Culture

‘Space’ to Riot: Baltimore’s Mayor Writes a License for Lawlessness

Baltimore, April 25, 2015 (Jim Watson/Getty)

At his Friday press conference, Malik Z. Shabazz, itinerant inciter of outrage from the Washington, D.C.–based Black Lawyers for Justice, warned Baltimore that, to protest the mysterious death of Freddie Gray, “a wave will roll downtown to City Hall.” He forgot to mention that it was a crime wave.

In a 79-second clip filmed by a female Russia Today reporter, one young man (“Rest in peace to my man, Freddie G”) is joined by two other young men (“F*** the police”), who are joined by several other young men, each of whom, shouting, displays his middle finger to the camera. It takes just seconds for a dozen young men, likely more, to gather; they push against the camera, yell, and flash their own middle fingers. Then, suddenly, the camera drops, the men scatter, and the RT camerawoman gives chase to a young man, shouting, frantically, “Give it back!” He has stolen her handbag.

It’s harrowing footage. It’s also representative of this weekend in Baltimore, where hundreds of individuals honored the deceased Freddie Gray by throwing trashcans, smashing storefronts, blocking traffic, brawling in the streets, and perpetrating general mayhem. The only thing missing was a blazing Quiktrip.

The “Black Lives Matter” crowd will contend that writing censoriously about Baltimore’s rioting masses misses the point, which should be Freddie Gray’s fatally severed spine. And, indeed, that the 25-year-old Baltimore man’s brief ride in a police van following his arrest on April 12 resulted in his death one week later is shocking — as is the fact that we still do not know how it happened. It is difficult to think of an explanation for Gray’s death in which police were not, at best, grossly negligent. The community appears to have legitimate grievances.

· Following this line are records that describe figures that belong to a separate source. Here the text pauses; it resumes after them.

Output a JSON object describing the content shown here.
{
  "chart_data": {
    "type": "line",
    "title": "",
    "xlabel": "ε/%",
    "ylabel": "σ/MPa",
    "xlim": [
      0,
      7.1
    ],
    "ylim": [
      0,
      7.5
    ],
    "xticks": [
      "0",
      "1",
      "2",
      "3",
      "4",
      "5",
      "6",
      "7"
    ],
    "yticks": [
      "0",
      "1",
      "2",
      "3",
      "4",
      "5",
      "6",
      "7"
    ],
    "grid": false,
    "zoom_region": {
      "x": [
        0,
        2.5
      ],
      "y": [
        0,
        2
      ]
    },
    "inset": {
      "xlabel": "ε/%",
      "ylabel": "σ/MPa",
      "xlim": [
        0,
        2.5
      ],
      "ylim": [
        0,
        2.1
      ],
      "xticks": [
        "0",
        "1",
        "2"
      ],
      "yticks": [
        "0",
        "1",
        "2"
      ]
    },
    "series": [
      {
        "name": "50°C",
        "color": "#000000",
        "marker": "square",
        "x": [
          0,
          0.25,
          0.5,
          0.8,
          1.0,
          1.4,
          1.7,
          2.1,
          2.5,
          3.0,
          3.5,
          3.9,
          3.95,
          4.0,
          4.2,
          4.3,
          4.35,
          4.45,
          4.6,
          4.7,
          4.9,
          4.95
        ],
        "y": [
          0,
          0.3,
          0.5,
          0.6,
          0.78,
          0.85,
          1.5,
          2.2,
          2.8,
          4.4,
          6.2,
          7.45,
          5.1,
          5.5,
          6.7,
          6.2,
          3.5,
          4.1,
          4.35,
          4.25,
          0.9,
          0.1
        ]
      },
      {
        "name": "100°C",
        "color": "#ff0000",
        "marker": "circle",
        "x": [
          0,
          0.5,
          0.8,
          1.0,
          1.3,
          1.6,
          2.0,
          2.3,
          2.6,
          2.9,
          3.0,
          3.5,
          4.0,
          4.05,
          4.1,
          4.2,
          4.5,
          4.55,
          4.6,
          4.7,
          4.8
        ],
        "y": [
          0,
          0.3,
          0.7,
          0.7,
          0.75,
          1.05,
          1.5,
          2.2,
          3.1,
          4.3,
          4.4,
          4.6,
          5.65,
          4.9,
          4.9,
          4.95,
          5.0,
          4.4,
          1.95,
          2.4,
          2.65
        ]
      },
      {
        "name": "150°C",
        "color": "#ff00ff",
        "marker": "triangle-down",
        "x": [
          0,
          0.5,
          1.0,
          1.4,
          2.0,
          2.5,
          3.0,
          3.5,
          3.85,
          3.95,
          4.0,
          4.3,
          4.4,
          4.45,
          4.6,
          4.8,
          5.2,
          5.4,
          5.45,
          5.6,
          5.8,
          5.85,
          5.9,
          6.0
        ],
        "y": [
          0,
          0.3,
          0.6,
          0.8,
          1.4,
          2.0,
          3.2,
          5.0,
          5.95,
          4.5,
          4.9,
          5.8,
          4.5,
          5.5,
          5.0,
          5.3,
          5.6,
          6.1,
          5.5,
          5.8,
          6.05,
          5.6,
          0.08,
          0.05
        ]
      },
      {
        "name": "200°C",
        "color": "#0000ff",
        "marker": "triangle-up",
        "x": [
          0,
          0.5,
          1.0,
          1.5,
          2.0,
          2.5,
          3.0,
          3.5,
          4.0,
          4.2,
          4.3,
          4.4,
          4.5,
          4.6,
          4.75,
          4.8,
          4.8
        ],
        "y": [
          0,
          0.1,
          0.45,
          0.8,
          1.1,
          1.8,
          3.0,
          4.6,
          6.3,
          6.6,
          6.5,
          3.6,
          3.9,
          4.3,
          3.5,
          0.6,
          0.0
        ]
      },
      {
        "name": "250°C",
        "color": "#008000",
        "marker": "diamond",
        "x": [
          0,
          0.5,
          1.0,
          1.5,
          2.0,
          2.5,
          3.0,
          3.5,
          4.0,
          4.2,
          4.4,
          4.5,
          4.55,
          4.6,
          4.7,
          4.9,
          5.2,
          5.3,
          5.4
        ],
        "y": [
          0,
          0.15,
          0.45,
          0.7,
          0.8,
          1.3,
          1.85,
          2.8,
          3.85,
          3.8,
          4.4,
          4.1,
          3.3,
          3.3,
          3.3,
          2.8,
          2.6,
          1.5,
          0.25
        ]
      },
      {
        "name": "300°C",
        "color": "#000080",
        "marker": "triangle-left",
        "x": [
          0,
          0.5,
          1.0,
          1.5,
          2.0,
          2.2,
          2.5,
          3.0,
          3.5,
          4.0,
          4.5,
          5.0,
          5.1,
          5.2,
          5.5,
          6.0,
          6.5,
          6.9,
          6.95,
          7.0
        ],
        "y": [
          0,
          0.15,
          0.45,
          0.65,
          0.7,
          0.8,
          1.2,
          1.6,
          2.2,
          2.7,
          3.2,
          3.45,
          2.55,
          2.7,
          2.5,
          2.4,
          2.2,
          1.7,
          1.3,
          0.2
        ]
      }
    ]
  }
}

But that is no justification for lawlessness — or so you might think. Baltimore mayor Stephanie Rawlings-Blake begs to differ:

I’ve made it very clear that I worked with the police and instructed them to do everything they could to make sure that the protesters were able to exercise their right to free speech. It’s a very delicate balancing act. . . . 

We also gave those who wished to destroy space to do that as well. We worked very hard to keep that balance.

That penultimate sentence will serve nicely as law and order’s epitaph.

There used to be a bright, easy-to-spot boundary to legitimate, peaceful protest: namely, when it stopped being peaceful. No longer, apparently. Instead, the “wish to destroy” public and private property, commit assault in broad daylight, etc., is an act of self-expression best met with “safe spaces.” You can wreak havoc; just let us zone for it first. (UPDATE: See below for a clarification from the mayor’s office.)

The riots, of course, had nothing to do with Freddie Gray. The anger over his death simply provided for the type of person who wants to rampage the excuse to do so. What makes the situation alarming is that the reaction of the powers-that-be was not to squelch hundreds of stampeding criminals, but to intellectualize away their animalism. Rather than clamp down on hordes of opportunistic thugs, Baltimore’s Oberlin-alumna mayor treated them as just extra-passionate protesters, whose interests required from the government a “balanced” response.

Put another way: The reaction of the head of the government of Baltimore to the subversion of that government by wanton lawbreaking was to say that citizens were free to violently subvert that government — just as long as they did it in approved areas.

Saturday in Baltimore was a shameless convergence of destructive tendencies high and low. Under the pretense of ending “business as usual,” delinquent throngs embraced their worst impulses, smashing and mobbing and robbing. And then the governing authorities effectively blessed them as partisans in the Struggle.

It is true that police have committed abuses in cities across the country. It is true, too, that restoring fractured relations between police departments and the communities they serve is an urgent priority, and that police departments must take a significant portion of the responsibility. But neither Freddie Gray nor Ferguson explains why a gang of young men thinks it alright to swarm and assault and rob a defenseless woman.

In the name of “justice”? Now that’s a riot.

— Ian Tuttle is a William F. Buckley Fellow at the National Review Institute.

UPDATE: The mayor’s office maintains that she was not suggesting that protesters be given “space to destroy.” A Rawlings-Blake communications adviser says the following:

What she is saying within this statement was that there was an effort to give the peaceful demonstrators room to conduct their peaceful protests on Saturday. Unfortunately, as a result of providing the peaceful demonstrators with the space to share their message, that also meant that those seeking to incite violence also had the space to operate. The police sought to balance the rights of the peaceful demonstrators against the need to step in against those who were seeking to create violence.

The mayor is not saying that she asked police to give space to people who sought to create violence. Any suggestion otherwise would be a misinterpretation of her statement.

Ian Tuttle is a doctoral candidate at the Catholic University of America. He is completing a dissertation on T. S. Eliot.